Selmilor. Les Héros et les «Gens ordinaires»

Selmilor. Les Héros et les «Gens ordinaires»
 
Depuis le jour où les hommes ont accepté le soin du Ciel et où les anges sont entrés dans leur service éternel, j’observe leur vie — terrestre et céleste. Je regarde lorsqu’ils marchent ensemble, et lorsqu’ils se détournent l’un de l’autre. Cette vie est unique, et pourtant semblable.

Les anges sont éternels dans leur code de service : ils ne transgressent pas les lois établies, ils gardent les dons et portent la responsabilité.
Mais l’homme ne vit qu’un seul instant, au cours duquel il doit découvrir les lois du monde, les accepter et les transmettre à ceux qui viendront après lui.

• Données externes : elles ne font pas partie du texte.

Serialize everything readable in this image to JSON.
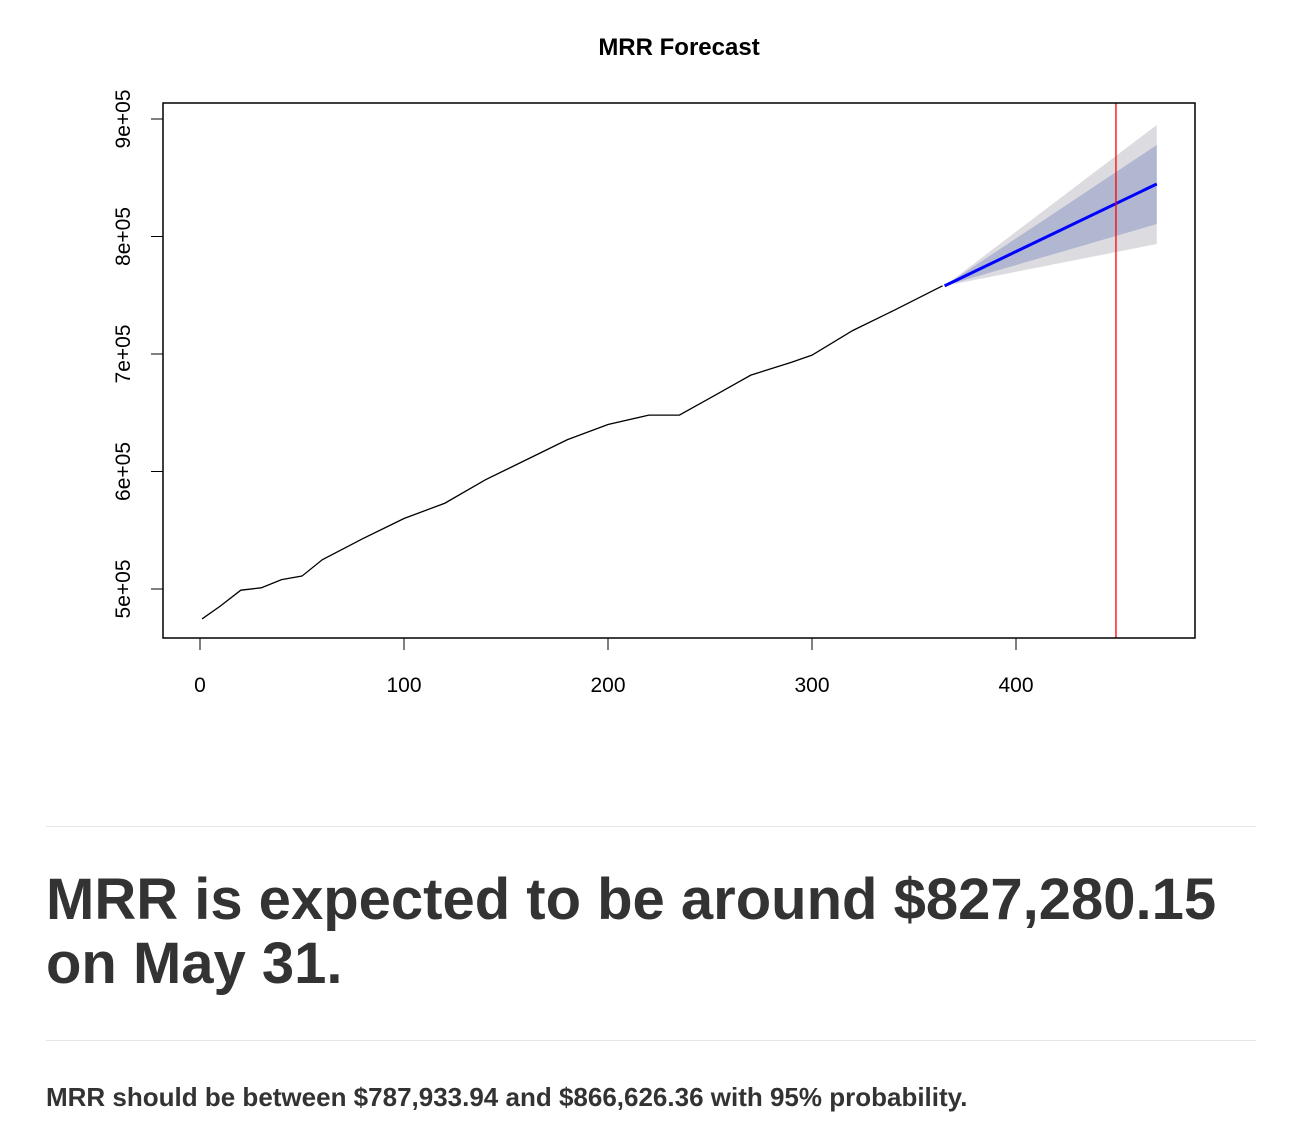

Parfois naît une âme différente des autres. Elle brise ses chaînes, franchit les frontières, s’embrase dans les ténèbres, vole le feu et arrache de sa poitrine un cœur ardent, offrant des instants de révélation et de chaleur. Elle peut consumer pour ses propres fins, conquérir des nations, semer la douleur et la peur. Mais elle abat aussi des murs, soumet des tyrans, triomphe des bêtes, conquiert des cités et offre la liberté aux autres. Les hommes appellent de telles âmes des Héros. On compose des poèmes sur eux, on chante leurs louanges, on tisse des légendes et des mythes.

Le mal, lui aussi, emprunte l’image des Héros. Dans l’Antiquité, il disait : « Voyez ce qu’il est advenu du héros — les dieux l’ont maudit pour sa désobéissance. » De nos jours, il murmure autrement : « Regarde le Héros. Tu le mérites, tu en es digne. Sois parmi les meilleurs, touche ton rêve. La vie appartient à ceux qui osent, à ceux qui ne s’arrêtent jamais ! »

Alors, dans l’âme des gens ordinaires, naît un ver de doute :
« Ne serait-ce pas moi qui dois agir ? Pourquoi pas moi ? Est-ce vraiment ma vocation ? »

Je descends souvent vers eux et marche à leurs côtés, en quête de nouveaux sens. Et ces sens sont d’une simplicité étonnante.
Se réveiller à l’aube et voir les étoiles s’éteindre dans le ciel qui s’éclaire.
Offrir son corps au jet de l’eau.
Sécher sa peau à la chaleur.
Boire une tasse de thé parfumé.
Acheter une miche croustillante à la boulangerie et la rompre encore chaude.
Embrasser un enfant ou déposer un baiser sur la joue rugueuse d’un voyageur fatigué.
S’asseoir sur un toit, dos contre dos, et compter les étoiles en silence.
Faucher l’herbe, préparer un bon repas, fabriquer des meubles solides, bâtir une maison sûre.
Même mettre de l’ordre et vider ce qui est impur — laissant derrière soi harmonie et réconfort.

Le mal appelle cela de l’ennui. Une routine grise, dépourvue de l’éclat des feux d’artifice, des carnavals et des vitrines. Mais c’est justement dans cette banalité que se déroule la plus grande part de la vie humaine. Et celui qui l’accepte — qui se réjouit d’un nouveau buffet, d’un lit propre, d’un café parfumé, qui sait sourire à ses proches — est le véritable héros.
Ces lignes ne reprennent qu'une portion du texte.